Following the announcement of the rate decision, the New Zealand dollar extended its losses, the stock market continued its upward trend, and New Zealand government bond yields fell.
Today's rate decision was for policy evaluation purposes, with no new economic forecasts released and no press conference held.
Shifting Stance
The move to a more substantial rate cut represents another abrupt shift by the RBNZ.In May of this year, the central bank had indicated that it would not begin to ease policy until the second half of 2025. However, after the shift on August 14th, Governor Adrian Orr stated that the bank intended to act "calmly" at a "measured pace."
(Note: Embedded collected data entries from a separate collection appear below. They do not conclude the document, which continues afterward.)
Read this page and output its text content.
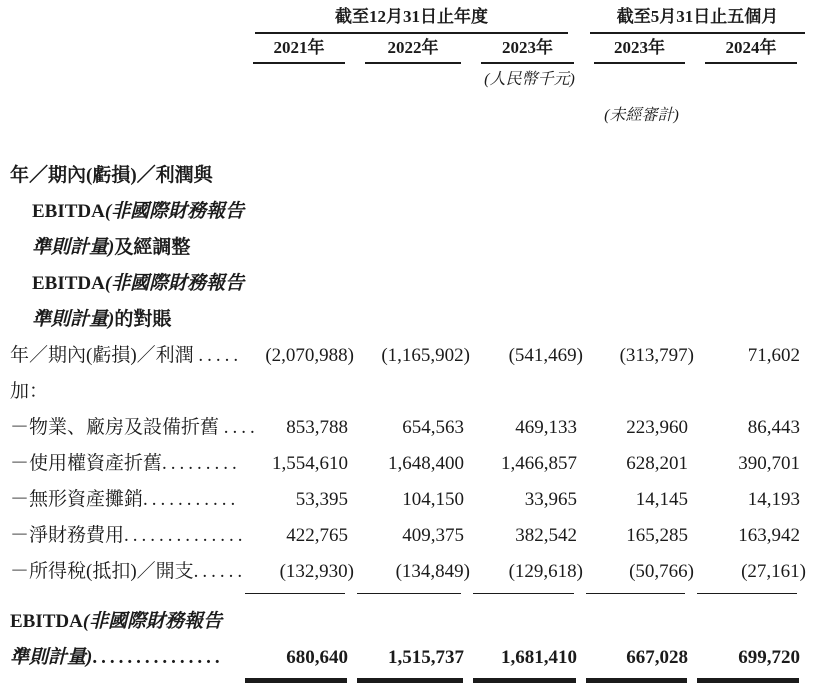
截至12月31日止年度	截至5月31日止五個月
2021年	2022年	2023年	2023年	2024年
(人民幣千元)
(未經審計)
年／期內(虧損)／利潤與
EBITDA(非國際財務報告
準則計量)及經調整
EBITDA(非國際財務報告
準則計量)的對賬
年／期內(虧損)／利潤 .....	(2,070,988)	(1,165,902)	(541,469)	(313,797)	71,602
加：
－物業、廠房及設備折舊 ....	853,788	654,563	469,133	223,960	86,443
－使用權資產折舊.........	1,554,610	1,648,400	1,466,857	628,201	390,701
－無形資產攤銷...........	53,395	104,150	33,965	14,145	14,193
－淨財務費用..............	422,765	409,375	382,542	165,285	163,942
－所得稅(抵扣)／開支......	(132,930)	(134,849)	(129,618)	(50,766)	(27,161)
EBITDA(非國際財務報告
準則計量)...............	680,640	1,515,737	1,681,410	667,028	699,720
The latest August forecast from the Reserve Bank of New Zealand shows that the annual inflation rate for the third quarter dropped from 3.3% in the second quarter to 2.3%. This data is set to be released on October 16th.
The Reserve Bank of New Zealand stated in its meeting minutes: "The committee unanimously agreed that the monthly price index indicates a continued decline in consumer price inflation. Corporate pricing behavior is now more in line with the committee's inflation mandate."
The New Zealand Institute of Economic Research said in its quarterly survey last week that only 7% of businesses are expected to raise prices in the last three months of this year.
In the three months ending June, New Zealand's Gross Domestic Product (GDP) fell by 0.2%, putting the economy on the brink of its second recession in less than two years. The market currently anticipates that a slowdown in demand will push up the unemployment rate, which will be announced in early November for the third quarter.
The Reserve Bank of New Zealand stated: "Economic growth is weak, partly due to slow productivity growth, but mainly due to weak consumer spending and business investment. High-frequency indicators suggest that growth will continue to slow in the short term."
Globally, many central banks have already begun to cut interest rates, with the Federal Reserve initiating an easing cycle last month by lowering rates by 50 basis points. The Reserve Bank of Australia stands as an exception, as it has kept its key interest rate stable at 4.35% due to rising inflation risks.
The Reserve Bank of New Zealand stated: "The committee discussed the respective merits of cutting rates by 25 basis points and 50 basis points. They unanimously agreed that a 50 basis point cut at this time is most consistent with the task of maintaining low and stable inflation."
The bank added that current short-term market pricing is in line with this decision.
Most economists surveyed before today's decision expected the Reserve Bank of New Zealand to cut rates by another 50 basis points at its annual final meeting on November 27th.The Reserve Bank of New Zealand stated: "The outlook is broadly consistent with the August Monetary Policy Statement. Members agreed that the 4.75% OCR remains restrictive, allowing monetary policy to be well positioned to respond to any short-term surprises."